Cameroun – Insécurité à Kribi : des militaires accusés de braquage

Des militaires ont été accusé de braquage | Photo d'illustration
Des militaires ont été accusé de braquage | Photo d’illustration

Mis aux arrêts jeudi dernier, ils attendent d’être déférés au tribunal militaire.
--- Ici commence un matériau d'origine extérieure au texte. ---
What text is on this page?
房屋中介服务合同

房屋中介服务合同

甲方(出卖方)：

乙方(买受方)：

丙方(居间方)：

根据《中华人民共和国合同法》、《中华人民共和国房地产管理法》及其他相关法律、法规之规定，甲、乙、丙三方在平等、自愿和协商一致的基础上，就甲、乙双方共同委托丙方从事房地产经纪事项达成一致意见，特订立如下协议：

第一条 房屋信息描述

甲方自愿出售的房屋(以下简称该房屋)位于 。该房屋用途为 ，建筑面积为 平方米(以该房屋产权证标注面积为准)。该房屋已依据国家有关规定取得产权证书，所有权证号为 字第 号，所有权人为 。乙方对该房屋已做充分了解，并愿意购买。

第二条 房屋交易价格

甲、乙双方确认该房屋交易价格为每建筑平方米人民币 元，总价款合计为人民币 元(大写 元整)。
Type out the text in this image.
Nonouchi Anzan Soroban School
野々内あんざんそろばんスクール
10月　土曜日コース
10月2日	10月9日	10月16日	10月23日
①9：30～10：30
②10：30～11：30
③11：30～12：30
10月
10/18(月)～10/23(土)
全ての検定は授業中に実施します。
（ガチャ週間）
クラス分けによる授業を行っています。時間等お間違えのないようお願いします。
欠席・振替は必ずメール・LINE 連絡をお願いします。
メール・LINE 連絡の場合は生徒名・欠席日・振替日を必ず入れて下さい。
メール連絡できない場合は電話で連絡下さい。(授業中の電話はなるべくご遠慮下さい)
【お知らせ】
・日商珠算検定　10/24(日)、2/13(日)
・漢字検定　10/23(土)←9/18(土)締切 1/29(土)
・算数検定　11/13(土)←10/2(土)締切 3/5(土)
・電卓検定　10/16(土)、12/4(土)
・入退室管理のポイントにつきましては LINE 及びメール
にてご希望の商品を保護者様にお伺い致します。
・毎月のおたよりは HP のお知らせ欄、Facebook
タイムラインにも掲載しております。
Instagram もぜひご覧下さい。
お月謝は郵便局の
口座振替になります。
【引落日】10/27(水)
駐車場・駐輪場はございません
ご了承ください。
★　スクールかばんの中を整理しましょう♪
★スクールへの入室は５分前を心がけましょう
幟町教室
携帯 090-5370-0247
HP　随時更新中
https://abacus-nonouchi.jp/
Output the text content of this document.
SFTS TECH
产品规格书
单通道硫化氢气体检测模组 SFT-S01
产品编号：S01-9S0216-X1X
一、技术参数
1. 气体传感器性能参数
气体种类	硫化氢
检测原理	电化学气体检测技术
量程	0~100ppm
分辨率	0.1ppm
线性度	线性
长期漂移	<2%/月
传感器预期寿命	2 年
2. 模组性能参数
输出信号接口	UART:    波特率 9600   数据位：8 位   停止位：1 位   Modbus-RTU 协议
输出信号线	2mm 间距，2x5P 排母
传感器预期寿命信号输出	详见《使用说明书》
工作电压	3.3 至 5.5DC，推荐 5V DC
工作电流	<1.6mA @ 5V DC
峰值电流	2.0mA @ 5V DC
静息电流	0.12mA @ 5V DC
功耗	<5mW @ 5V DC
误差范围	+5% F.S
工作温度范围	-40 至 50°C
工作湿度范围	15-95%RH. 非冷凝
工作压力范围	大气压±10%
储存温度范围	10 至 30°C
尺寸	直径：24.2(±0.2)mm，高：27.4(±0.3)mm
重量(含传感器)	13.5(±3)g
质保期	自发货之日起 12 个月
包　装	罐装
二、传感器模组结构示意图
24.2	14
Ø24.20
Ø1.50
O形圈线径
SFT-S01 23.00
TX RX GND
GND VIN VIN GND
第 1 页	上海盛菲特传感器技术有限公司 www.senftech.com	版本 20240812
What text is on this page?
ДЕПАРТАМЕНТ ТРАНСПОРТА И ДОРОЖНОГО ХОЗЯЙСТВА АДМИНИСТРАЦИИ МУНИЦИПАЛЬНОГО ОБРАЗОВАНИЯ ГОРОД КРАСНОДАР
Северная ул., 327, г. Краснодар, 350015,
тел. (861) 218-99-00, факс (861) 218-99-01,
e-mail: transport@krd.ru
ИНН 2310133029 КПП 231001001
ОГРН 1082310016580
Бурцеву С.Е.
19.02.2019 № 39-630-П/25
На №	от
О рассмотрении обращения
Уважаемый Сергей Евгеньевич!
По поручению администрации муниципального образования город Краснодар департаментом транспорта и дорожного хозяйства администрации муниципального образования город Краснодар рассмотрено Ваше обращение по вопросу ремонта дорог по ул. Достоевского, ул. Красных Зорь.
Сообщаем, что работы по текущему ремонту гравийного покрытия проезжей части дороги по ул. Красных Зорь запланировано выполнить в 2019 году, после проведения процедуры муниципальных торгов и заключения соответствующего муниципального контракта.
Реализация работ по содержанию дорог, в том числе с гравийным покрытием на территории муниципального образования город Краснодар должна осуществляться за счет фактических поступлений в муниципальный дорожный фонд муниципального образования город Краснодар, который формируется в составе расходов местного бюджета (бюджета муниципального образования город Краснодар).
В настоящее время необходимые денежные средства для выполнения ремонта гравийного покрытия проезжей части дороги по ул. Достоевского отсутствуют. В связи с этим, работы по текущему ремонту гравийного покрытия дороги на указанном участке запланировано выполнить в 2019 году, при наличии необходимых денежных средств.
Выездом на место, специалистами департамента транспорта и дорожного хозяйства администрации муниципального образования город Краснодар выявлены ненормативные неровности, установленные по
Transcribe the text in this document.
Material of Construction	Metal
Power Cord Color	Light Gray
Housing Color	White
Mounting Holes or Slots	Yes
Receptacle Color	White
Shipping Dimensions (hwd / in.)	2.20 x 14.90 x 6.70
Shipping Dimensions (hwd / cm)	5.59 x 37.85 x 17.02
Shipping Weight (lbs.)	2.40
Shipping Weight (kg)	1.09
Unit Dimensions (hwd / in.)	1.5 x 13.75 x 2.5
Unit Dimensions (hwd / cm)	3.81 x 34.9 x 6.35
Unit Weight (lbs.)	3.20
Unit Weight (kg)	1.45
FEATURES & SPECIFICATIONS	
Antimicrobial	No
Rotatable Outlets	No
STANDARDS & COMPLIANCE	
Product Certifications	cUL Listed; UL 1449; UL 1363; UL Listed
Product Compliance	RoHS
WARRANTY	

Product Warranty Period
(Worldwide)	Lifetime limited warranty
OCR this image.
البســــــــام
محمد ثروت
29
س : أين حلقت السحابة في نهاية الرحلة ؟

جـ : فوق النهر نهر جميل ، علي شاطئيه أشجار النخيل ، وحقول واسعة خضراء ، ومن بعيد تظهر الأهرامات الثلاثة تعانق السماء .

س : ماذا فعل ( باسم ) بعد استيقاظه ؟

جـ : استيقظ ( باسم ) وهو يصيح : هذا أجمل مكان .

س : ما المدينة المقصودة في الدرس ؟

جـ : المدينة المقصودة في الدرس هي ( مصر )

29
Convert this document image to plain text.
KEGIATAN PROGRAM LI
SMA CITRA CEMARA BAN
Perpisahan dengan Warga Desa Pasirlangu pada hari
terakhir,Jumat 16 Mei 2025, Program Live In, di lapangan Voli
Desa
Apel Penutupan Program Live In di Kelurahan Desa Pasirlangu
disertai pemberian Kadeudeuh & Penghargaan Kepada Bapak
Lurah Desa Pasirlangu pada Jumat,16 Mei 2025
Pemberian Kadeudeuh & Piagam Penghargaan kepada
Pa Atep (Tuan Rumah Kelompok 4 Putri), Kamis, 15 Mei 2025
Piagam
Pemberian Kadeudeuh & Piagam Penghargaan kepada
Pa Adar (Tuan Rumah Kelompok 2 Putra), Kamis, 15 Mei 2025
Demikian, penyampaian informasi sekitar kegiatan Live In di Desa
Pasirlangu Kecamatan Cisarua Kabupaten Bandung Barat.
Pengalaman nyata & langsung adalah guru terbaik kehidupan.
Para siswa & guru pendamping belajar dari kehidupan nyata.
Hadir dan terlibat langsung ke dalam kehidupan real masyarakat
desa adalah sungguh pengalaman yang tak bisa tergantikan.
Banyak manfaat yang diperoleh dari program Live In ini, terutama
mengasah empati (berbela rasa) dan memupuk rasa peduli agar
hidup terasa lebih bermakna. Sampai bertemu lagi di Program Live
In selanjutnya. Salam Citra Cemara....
La scène se déroule dans la nuit de mercredi dernier à Afan Mabé, un quartier populeux de la cité balnéaire de Kribi. Il était environ 2h du matin, lorsque M. Fopa, commerçant, rentre à son domicile comme de coutume après sa journée de travail. Au bruit du portail, sa femme se précipite pour lui céder passage. Elle sera tenue en respect par deux hommes en tenue militaire avec des armes de guerre en bandoulière. « Ils avaient des cagoules à l’uniforme des militaires avec des rangers aux pieds ; ils avaient un couteau pointé sur le flanc de mon mari ; j’ai subitement crié au secours ! ». Raconte-t-elle. Le cri strident de détresse qui brise aussitôt le calme de la nuit alerte les populations qui accourent. Les agresseurs ont juste le temps d’arracher le sac au dos du pauvre commerçant ; dans leur précipitation, ils oublient une moto garée, un sac estampillé « BIR », une bague. Dans le sac emporté, point de butin. Juste les pièces officielles de l’infortuné.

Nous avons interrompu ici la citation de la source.